By Fran Bellamy | Special toTthe Republican
Article Credit: MassLive
Occupying space in Holyoke Mall, 110 Grill’s first Western Massachusetts location replicates the formula that has made the chain one of the fastest growing in the Northeast.
A contemporary decor is the Grill’s visual stock in trade, while a mix of tables and booths defines the establishment’s seating options. An open kitchen gives customers a glimpse of back-of-the-house goings on; a large bar dominates one end of the restaurant’s layout.
The menu at 110 Grill is defined by what could be loosely termed “contemporary American” cuisine. However, the restaurant distinguishes itself with its high profile approach to food allergies. In addition to promoting a gluten free menu, 110 also takes pains to accommodate as best it can any food allergy a patron might have.
Starter options at 110 Grill include a Spinach Dip Bread Bowl ($12.50) and BBQ Chicken Nachos ($13.50) as well as several pizza-style flatbreads, Crab Rangoon Dip ($14), and Asian Calamari ($14) with sweet chili sauce.
Entree selections include comfort food favorites like a 110 Meatloaf ($17) and Pulled Pork Mac and Cheese ($16.50).
Fish and Chips ($17.50) and Chicken Piccata Gnocchi ($19) are on the agenda, as are inventive-sounding options such as Cuban Swordfish ($24) and Short Rib Risotto ($28).
Rounding out the menu are steakhouse-style selections; Baked Cod ($18) and a 14-ounce Ribeye ($32) are typical of the kitchen’s efforts in that area.
We began our dinner with an order of Bistro Wings ($12.50), a finger food favorite that can be customized with any one of three sauces.
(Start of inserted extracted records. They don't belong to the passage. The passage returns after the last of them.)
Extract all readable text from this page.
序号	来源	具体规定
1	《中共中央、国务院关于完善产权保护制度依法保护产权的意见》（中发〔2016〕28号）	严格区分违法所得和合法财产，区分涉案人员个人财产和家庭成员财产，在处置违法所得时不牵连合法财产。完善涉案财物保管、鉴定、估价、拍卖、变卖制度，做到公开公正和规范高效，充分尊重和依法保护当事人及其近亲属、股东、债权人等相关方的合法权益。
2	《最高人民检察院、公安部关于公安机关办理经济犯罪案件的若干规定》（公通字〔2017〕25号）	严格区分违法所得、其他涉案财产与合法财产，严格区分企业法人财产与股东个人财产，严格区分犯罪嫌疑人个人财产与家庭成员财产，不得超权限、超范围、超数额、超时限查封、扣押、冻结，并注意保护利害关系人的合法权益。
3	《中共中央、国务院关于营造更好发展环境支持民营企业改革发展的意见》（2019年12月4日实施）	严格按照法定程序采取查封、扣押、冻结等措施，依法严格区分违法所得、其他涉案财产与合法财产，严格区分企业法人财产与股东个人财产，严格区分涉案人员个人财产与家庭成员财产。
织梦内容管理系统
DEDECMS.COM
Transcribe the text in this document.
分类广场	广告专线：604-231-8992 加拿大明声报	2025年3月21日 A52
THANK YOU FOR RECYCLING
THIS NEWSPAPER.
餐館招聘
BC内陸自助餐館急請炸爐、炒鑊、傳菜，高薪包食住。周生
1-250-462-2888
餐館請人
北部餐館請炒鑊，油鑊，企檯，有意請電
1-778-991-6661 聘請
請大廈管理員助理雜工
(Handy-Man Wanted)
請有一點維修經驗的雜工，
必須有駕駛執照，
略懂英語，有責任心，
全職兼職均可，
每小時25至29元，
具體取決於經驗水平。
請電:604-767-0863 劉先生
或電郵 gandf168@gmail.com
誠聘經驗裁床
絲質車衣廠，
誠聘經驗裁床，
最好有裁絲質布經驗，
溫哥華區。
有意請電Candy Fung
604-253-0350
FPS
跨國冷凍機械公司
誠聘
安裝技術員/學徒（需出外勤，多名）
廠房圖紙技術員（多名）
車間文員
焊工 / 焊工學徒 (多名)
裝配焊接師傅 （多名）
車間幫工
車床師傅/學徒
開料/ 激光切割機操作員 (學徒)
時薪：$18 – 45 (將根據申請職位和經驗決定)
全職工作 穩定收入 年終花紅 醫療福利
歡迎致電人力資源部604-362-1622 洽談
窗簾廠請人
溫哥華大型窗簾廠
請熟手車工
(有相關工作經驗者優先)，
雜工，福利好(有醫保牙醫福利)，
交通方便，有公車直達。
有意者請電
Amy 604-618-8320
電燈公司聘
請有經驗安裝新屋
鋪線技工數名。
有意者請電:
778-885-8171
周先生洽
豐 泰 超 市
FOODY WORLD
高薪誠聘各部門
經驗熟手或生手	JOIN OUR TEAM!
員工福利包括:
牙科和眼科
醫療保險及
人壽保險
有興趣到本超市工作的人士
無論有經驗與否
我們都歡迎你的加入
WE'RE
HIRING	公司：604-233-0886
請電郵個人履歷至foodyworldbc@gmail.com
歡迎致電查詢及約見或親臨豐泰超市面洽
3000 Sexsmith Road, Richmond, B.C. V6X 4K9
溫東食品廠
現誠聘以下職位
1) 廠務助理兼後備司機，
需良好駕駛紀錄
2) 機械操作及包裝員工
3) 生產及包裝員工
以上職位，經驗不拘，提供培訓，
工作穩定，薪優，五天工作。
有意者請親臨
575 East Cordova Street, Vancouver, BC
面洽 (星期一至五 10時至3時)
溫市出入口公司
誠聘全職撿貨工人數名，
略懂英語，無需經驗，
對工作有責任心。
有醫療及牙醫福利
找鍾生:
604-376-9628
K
Handsomely arranged in a hammered copper pot, the eight wings were fat and meaty, although the garlic-parmesan “finish” we’d opted for seemed decidedly low key.
A crock of French Onion Soup ($7) proved praiseworthy thanks to its subtle caramelized onion sweetness, a flavor profile unsullied with the excessive salinity that so often afflicts onion soup. Served in the traditional manner — topped with a toasted crouton and melted cheese — the soup was a dish we’d readily recommend.
Our Bourbon-marinated Steak Tips ($25) had a sweet, boozy character, a flavor note that worked well with the grilled beef. The portion wasn’t exactly heroic; we counted only a half-dozen chunks of sirloin, and we commented that a bit more care could have been lavished on fat removal and trim.
Grilled Salmon ($23) was simply prepared and austerely garnished with a single lemon wedge; the option of having it “blackened” Cajun Style was an alternative that the menu suggested.
Entrees at 110 Grill typically include two sides from a list of nine possibilities. The broccoli served with our tips was simply steamed, and the roasted garlic mashed potatoes were creamy-textured and markedly mild. Jasmine rice, a side we enjoyed with our salmon, was freshly cooked and subtly fragrant.
Salad is not part of the entree package at 110 Grill, although the bill of fore does list eight such possibilities.
110 Grill locations are fully licensed, and the chain’s beverage program is ambitious, supporting a wine list of fifty-plus offerings.
For dessert, the Grill suggests the likes of an OREO Brownie Sundae ($8), a Coconut Key Lime Pie ($8), and a S’Mores Flatbread ($8), the last made by slathering a crust with hazelnut-chocolate spread, garnishing it with marshmallows and graham cracker crumbs, and drizzling the end product with caramel and chocolate sauce.
A Peanut Butter Cascade ($8) was an oversized sundae-style affair built on a brownie and featuring peanut butter ice cream.
The Apple Donut Shortcake ($8) relied on a cinnamon donut for its underpinnings; canned apple pie filling, vanilla ice cream, and caramel sauce completed the construct.
We’d described both desserts as sweet, satisfying, and decidedly oversized.
Supplementing the entree selection at 110 Grill is an assortment of sandwiches and burgers. Several vegetarian options are also available.
Focused on a strategy of graciously accommodating those with food sensitivities as well as the public at large, 110 Grill succeeds at delivering casual with a bit of class.